Matt Richtel Thriller Collection by Matt Richtel

Author:Matt Richtel
Language: eng
Format: epub
Publisher: HarperCollins


9

It’s no wonder most people think of the emergency room as the ER. The initials fit and, perhaps more powerfully, the TV show spread the popular misconception. Most physicians actually think of it as the ED—emergency department. I think of it as something altogether different: Reason Number 4 I quit medicine.

I’m sitting in the ER/ED in a yellow plastic chair waiting to get the cut in my scalp checked. I’m flashing back to my second year of med school, on rotation right here, when I learned a painful lesson that helped redirect my professional aspirations. The teddy bear is a trap.

A seventeen-year-old redhead with pale skin, attended by her mom and clutching a stuffed brown bear with deep green inset eyes, comes in wailing from hip pain. The girl says it’s been brutal since she careened off a mogul at Squaw Valley and hurtled into a tree. A surgical repair four months earlier left pins and a small metal plate securing her femur to her pelvis. She’s run out of her opiates. She says the surgeon is located in Marin and not available to see her for a few days to refill her prescription.

The emergency-room doctor overseeing my rotation calls me aside and tells me we’re witnessing classic behavior of an addict. As evidence, she points to 1) the teddy bear; and 2) the mother’s arms.

The doc tells me that when someone over the age of about twelve carries a teddy bear, it’s an unusually accurate sign of an attention-getting effort, or an emotional problem, or a prop. She also instructs me that if I study the mom, I’ll find the thin skin, scarecrow teeth and, she speculates, the tracked arms of a heavy drug user. The doc says the girl is either sharing opiates with the mom or fronting for her.

The doc turns down the drug request and gives the girl a strong dose of over-the-counter pain-killers.

I excuse myself and I stealthily follow mother and daughter to the parking lot. They have a terrible shouting match. As I stand in the shadows, mom tells daughter she wasn’t acting sympathetic enough, then slaps her offspring.
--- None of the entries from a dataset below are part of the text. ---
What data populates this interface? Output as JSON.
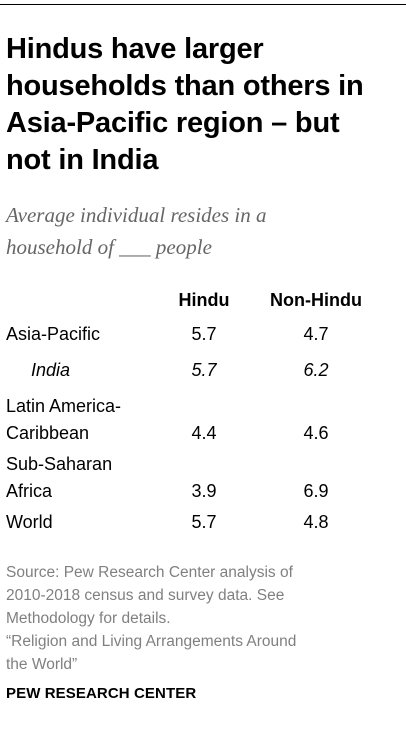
{
  "chart_data": {
    "type": "table",
    "title": "Hindus have larger households than others in Asia-Pacific region – but not in India",
    "subtitle_lines": [
      "Average individual resides in a",
      "household of ___ people"
    ],
    "columns": [
      "Hindu",
      "Non-Hindu"
    ],
    "rows": [
      {
        "label_lines": [
          "Asia-Pacific"
        ],
        "hindu": "5.7",
        "non_hindu": "4.7",
        "italic": false
      },
      {
        "label_lines": [
          "India"
        ],
        "hindu": "5.7",
        "non_hindu": "6.2",
        "italic": true
      },
      {
        "label_lines": [
          "Latin America-",
          "Caribbean"
        ],
        "hindu": "4.4",
        "non_hindu": "4.6",
        "italic": false
      },
      {
        "label_lines": [
          "Sub-Saharan",
          "Africa"
        ],
        "hindu": "3.9",
        "non_hindu": "6.9",
        "italic": false
      },
      {
        "label_lines": [
          "World"
        ],
        "hindu": "5.7",
        "non_hindu": "4.8",
        "italic": false
      }
    ]
  },
  "title_lines": [
    "Hindus have larger",
    "households than others in",
    "Asia-Pacific region – but",
    "not in India"
  ],
  "source_lines": [
    "Source: Pew Research Center analysis of",
    "2010-2018 census and survey data. See",
    "Methodology for details.",
    "“Religion and Living Arrangements Around",
    "the World”"
  ],
  "footer": "PEW RESEARCH CENTER"
}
I feel an arm on my shoulder. It’s the attending doctor. She gently admonishes me for invading patient privacy, inviting a lawsuit, not trusting an attending physician, and wasting time.

She explains the emergency-room ethos: We stop the bleeding. She asks me what I’d have recommended we do with the mother-and-daughter drug seekers. I don’t have a good answer.

I hate the ED. It’s the coldest place on Earth, the reductio ad absurdum of a medical profession, populated by generally well-meaning but worn-out doctors who in the name of expediency make tough calls, one after the next. It’s the extreme version of why I left medicine, which I took to be too black-and-white, and so instead embraced the grainy and blurry world of journalism, where black is one side of the story and white is the other. I don’t make the tough decisions anymore; instead, I comfort myself, fairly or not, that I give other people the information to decide.